FIG. 8 shows linker phosphorylation in HC1-F stably expressed in Chinese hamster ovary cells. (A) Extraction Ion Current (EIC) chromatograms of unmodified (elution time 15.6 min) and phosphorylated (elution time 16.85 min) thermolysin digestion of glycine-serine linker I peptide (xggggsggsrex 3; SEQ ID NO:09) (z ═ 2). The amount of phosphorylated peptide was quantified to 0.4%. (B) HCD-MS/MS data for peptides digested with thermolysin modified by double protonation. MA, artificial integration peak; NL, normalized intensity level.
FIG. 9 shows O-xylosylation and O-glycosylation on fusion protein 2 (produced in CHO cells; HC2-F) after reduction and analysis by UHR-QTOF-ESI-MS.
FIG. 10 is obtained using HC 2-F: the major signal induced by Fc-N-glycans (RT 16 min, 62 to 66 min). For the peptide SLSLSLSLSLSLSPGGGGSGGGGSGGGGSGGGGSIQMTX 13(SEQ ID NO:10) including a glycine serine linker, O-glycans were identified (RT 43 to 46 min).
FIG. 11 shows MS/MS for HC2-F, including the O-glycosylated peptide fragment of FIG. 10 with O-glycan and peptide identification.
FIG. 12 shows the results of MS/MS for the peptide of SEQ ID NO:10 for HC 2-F. Using EThcD/HCD MS2Allowing the localization of GalNAc (+203Da) and GalNAc-Gal-Neu5Ac (+656Da) to the C-terminal serine residue of the GS peptide linker. In addition, several O-xylose sites (+132Da) may be located at other serine residues in the peptide linker.
FIG. 13 shows the relative quantification of O-glycans of the HC peptide fragment of SEQ ID NO:10 relative to the sum of unmodified and O-xylosylated peptides for HC 2-F.
FIG. 14A shows O-glycosylation on fusion protein 3(LC 3-F; produced in HEK cells) after UHR-QTOF-ESI-MS analysis of the intact protein. Fig. 14B shows a deconvolution mass spectrum of an N-deglycosylated intact protein including LC3-F produced in HEK cells, fig. 14C shows a deconvolution mass spectrum of an N-deglycosylated and desialylated intact protein including LC-3F, and fig. 14D shows a deconvolution mass spectrum of an N-deglycosylated and reduced LC 3-F. The determined molecular weights of the N-deglycosylated intact protein or the annotated variants of LC-3F are listed (annotated: B: +364.8Da (GalNAc-Gal), +656.8Da (GalNAc-Gal-Neu5Ac), +948.2Da (GalNAc-Gal-2Neu5Ac), +1313.1Da (2xGalNAc-Gal-Neu5Ac), +1602.2Da (GalNAc-Gal-Neu5Ac and GalNAc-Gal-2Neu5Ac), +1896.7(2xGalNAc-Gal-2Neu5Ac),. C: +365.7Da (GalNAc-Gal), +731.0Da (2xGalNAc-Gal) and the chain A (C: +365.5Da (Gal-Gal), +729.8Da (2 xGal-Gal) Gal-Gal) and the GalNAc-Gal content of the annotated variants of N-3F are approximately equal to a circle (+.365.5 Da (approximately 8).

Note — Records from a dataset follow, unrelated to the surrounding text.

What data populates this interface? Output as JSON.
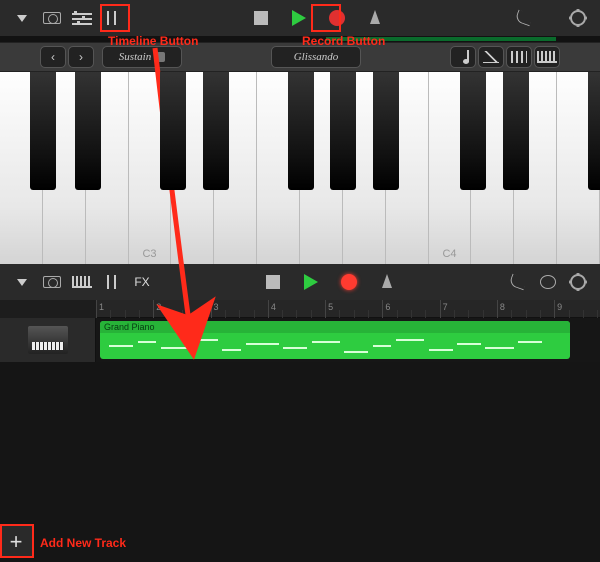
{
  "annotations": {
    "timeline_label": "Timeline Button",
    "record_label": "Record Button",
    "add_track_label": "Add New Track"
  },
  "top_view": {
    "subbar": {
      "prev": "‹",
      "next": "›",
      "sustain_label": "Sustain",
      "glissando_label": "Glissando"
    },
    "key_labels": {
      "c3": "C3",
      "c4": "C4"
    }
  },
  "bottom_view": {
    "fx_label": "FX",
    "ruler_numbers": [
      "1",
      "2",
      "3",
      "4",
      "5",
      "6",
      "7",
      "8",
      "9"
    ],
    "region": {
      "title": "Grand Piano"
    },
    "add_track_glyph": "+"
  }
}
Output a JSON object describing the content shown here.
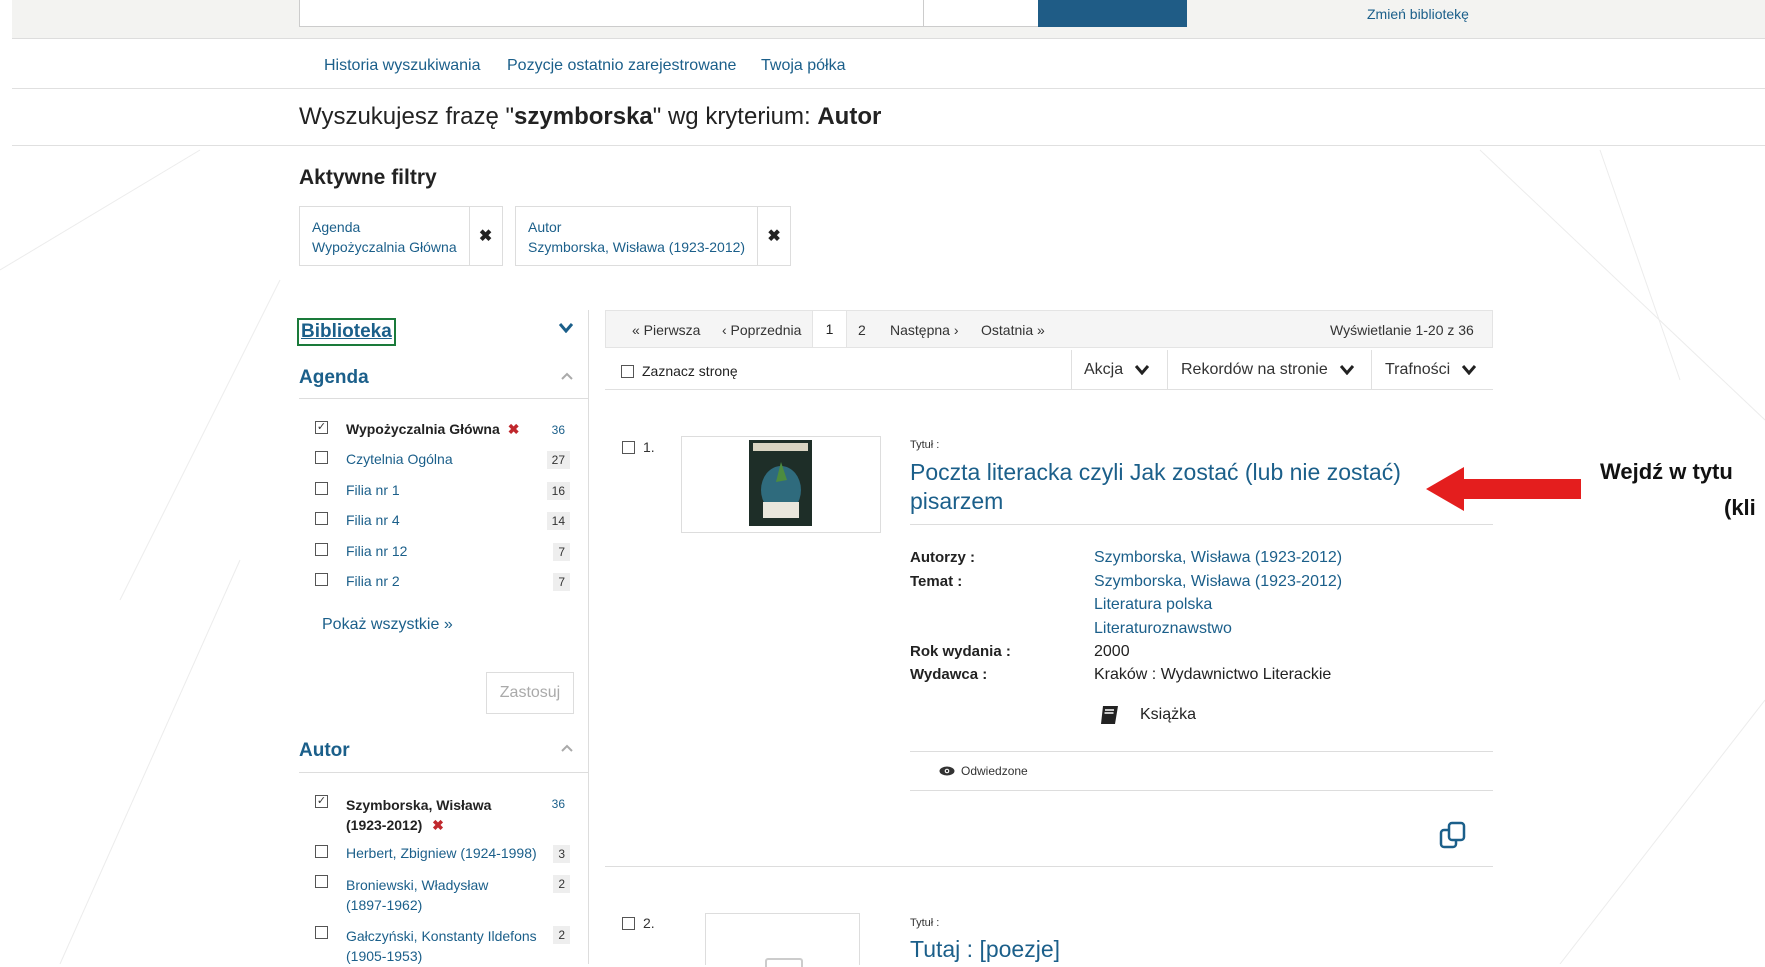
{
  "topbar": {
    "change_library": "Zmień bibliotekę"
  },
  "nav": [
    "Historia wyszukiwania",
    "Pozycje ostatnio zarejestrowane",
    "Twoja półka"
  ],
  "search_phrase": {
    "prefix": "Wyszukujesz frazę \"",
    "term": "szymborska",
    "middle": "\" wg kryterium: ",
    "criterion": "Autor"
  },
  "active_filters": {
    "heading": "Aktywne filtry",
    "chips": [
      {
        "label": "Agenda",
        "value": "Wypożyczalnia Główna",
        "remove": "✖"
      },
      {
        "label": "Autor",
        "value": "Szymborska, Wisława (1923-2012)",
        "remove": "✖"
      }
    ]
  },
  "sidebar": {
    "library_heading": "Biblioteka",
    "agenda_heading": "Agenda",
    "agenda_items": [
      {
        "label": "Wypożyczalnia Główna",
        "count": "36",
        "checked": true
      },
      {
        "label": "Czytelnia Ogólna",
        "count": "27",
        "checked": false
      },
      {
        "label": "Filia nr 1",
        "count": "16",
        "checked": false
      },
      {
        "label": "Filia nr 4",
        "count": "14",
        "checked": false
      },
      {
        "label": "Filia nr 12",
        "count": "7",
        "checked": false
      },
      {
        "label": "Filia nr 2",
        "count": "7",
        "checked": false
      }
    ],
    "show_all": "Pokaż wszystkie »",
    "apply": "Zastosuj",
    "author_heading": "Autor",
    "author_items": [
      {
        "line1": "Szymborska, Wisława",
        "line2": "(1923-2012)",
        "count": "36",
        "checked": true
      },
      {
        "line1": "Herbert, Zbigniew (1924-1998)",
        "line2": "",
        "count": "3",
        "checked": false
      },
      {
        "line1": "Broniewski, Władysław",
        "line2": "(1897-1962)",
        "count": "2",
        "checked": false
      },
      {
        "line1": "Gałczyński, Konstanty Ildefons",
        "line2": "(1905-1953)",
        "count": "2",
        "checked": false
      }
    ],
    "remove_mark": "✖"
  },
  "pagination": {
    "first": "« Pierwsza",
    "prev": "‹ Poprzednia",
    "current": "1",
    "page2": "2",
    "next": "Następna ›",
    "last": "Ostatnia »",
    "showing": "Wyświetlanie 1-20 z 36"
  },
  "toolbar": {
    "select_page": "Zaznacz stronę",
    "action": "Akcja",
    "per_page": "Rekordów na stronie",
    "sort": "Trafności"
  },
  "results": [
    {
      "number": "1.",
      "title_label": "Tytuł :",
      "title_line1": "Poczta literacka czyli Jak zostać (lub nie zostać)",
      "title_line2": "pisarzem",
      "authors_label": "Autorzy :",
      "authors": "Szymborska, Wisława (1923-2012)",
      "subject_label": "Temat :",
      "subjects": [
        "Szymborska, Wisława (1923-2012)",
        "Literatura polska",
        "Literaturoznawstwo"
      ],
      "year_label": "Rok wydania :",
      "year": "2000",
      "publisher_label": "Wydawca :",
      "publisher": "Kraków : Wydawnictwo Literackie",
      "format": "Książka",
      "visited": "Odwiedzone"
    },
    {
      "number": "2.",
      "title_label": "Tytuł :",
      "title_line1": "Tutaj : [poezje]"
    }
  ],
  "annotation": {
    "line1": "Wejdź w tytu",
    "line2": "(kli"
  }
}
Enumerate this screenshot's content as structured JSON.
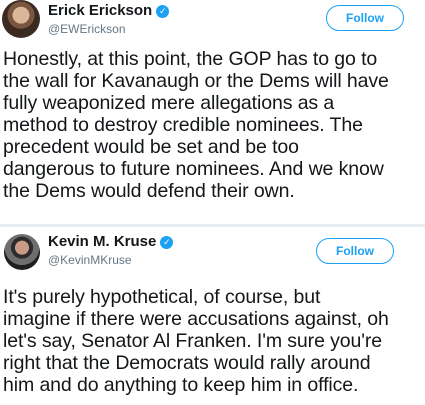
{
  "tweets": [
    {
      "author": "Erick Erickson",
      "handle": "@EWErickson",
      "follow_label": "Follow",
      "verified_icon": "verified-badge-icon",
      "lines": [
        "Honestly, at this point, the GOP has to go to",
        "the wall for Kavanaugh or the Dems will have",
        "fully weaponized mere allegations as a",
        "method to destroy credible nominees. The",
        "precedent would be set and be too",
        "dangerous to future nominees. And we know",
        "the Dems would defend their own."
      ]
    },
    {
      "author": "Kevin M. Kruse",
      "handle": "@KevinMKruse",
      "follow_label": "Follow",
      "verified_icon": "verified-badge-icon",
      "lines": [
        "It's purely hypothetical, of course, but",
        "imagine if there were accusations against, oh",
        "let's say, Senator Al Franken. I'm sure you're",
        "right that the Democrats would rally around",
        "him and do anything to keep him in office."
      ]
    }
  ],
  "colors": {
    "accent": "#1da1f2",
    "text": "#14171a",
    "muted": "#657786"
  }
}
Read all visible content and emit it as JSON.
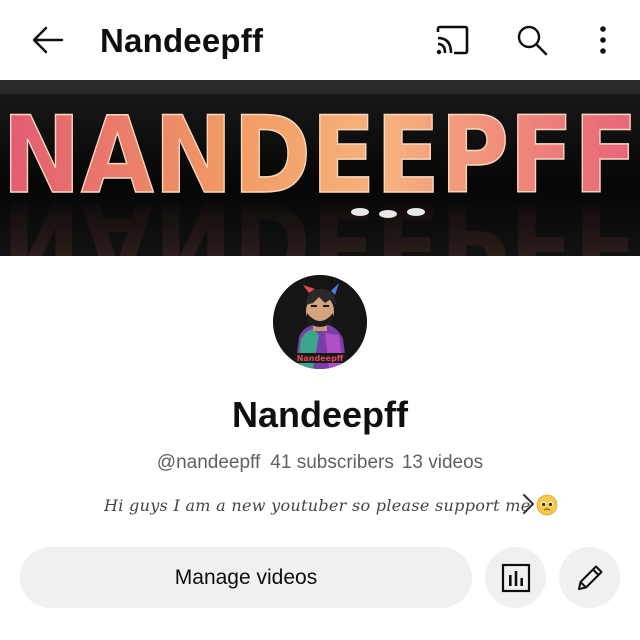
{
  "header": {
    "title": "Nandeepff",
    "icons": [
      "back-arrow-icon",
      "cast-icon",
      "search-icon",
      "more-vert-icon"
    ]
  },
  "banner": {
    "text": "NANDEEPFF",
    "colors": [
      "#e25a73",
      "#f29a62",
      "#f7b27c",
      "#e8627a"
    ]
  },
  "avatar": {
    "caption": "Nandeepff"
  },
  "channel": {
    "name": "Nandeepff",
    "handle": "@nandeepff",
    "subscribers": "41 subscribers",
    "videos": "13 videos",
    "description": "Hi guys I am a new youtuber so please support me"
  },
  "actions": {
    "manage_videos": "Manage videos",
    "analytics_icon": "analytics-icon",
    "edit_icon": "pencil-icon"
  }
}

FIG. 15 shows a deconvoluted mass spectrum of the OpeRATOR digest for LC 3-F. The mass of the fragment corresponds to O-glycosylation of threonine residues of the hinge region. Operator is derived from Exendiella and is expressed in E.coli. The enzyme contains a His-tag and has a molecular weight of 42 kDa.
FIG. 16 shows XICs of LC3-F after desialylation and tryptic digestion with (upper XIC) or without (lower XIC) OpeRATOR protease. It can be seen that O-glycosylation (+365.13Da ═ GalNAc-Gal) is according to the following sequence (underlined) GGGSGGGGSGGGGSGGGGSGGGGTCPPCPAPEAAGGPSVFLFPPKPK (SEQ ID NO:11) is located at the threonine residue, i.e., the C-terminus of the GS peptide linker (identified by peptide mapping analysis (LC-MS/MS)). Shown are the XICs of the O-glycosylated tryptic peptide (T (+365.13) C (+59.01) PPC (+59.01) PAPEAAGGPSVFLFPPKP; SEQ ID NO:12) and the unmodified tryptic peptide (XX (+59.01) GGGSGGGGSGGGGSGGGGSGGGGTC (+59.01) PPC (+59.01) PAPEAAGGPSVFLFPPKPK; SEQ ID NO:13) digested at the O-glycosylated threonine residue. +59.01 ═ carboxymethylation.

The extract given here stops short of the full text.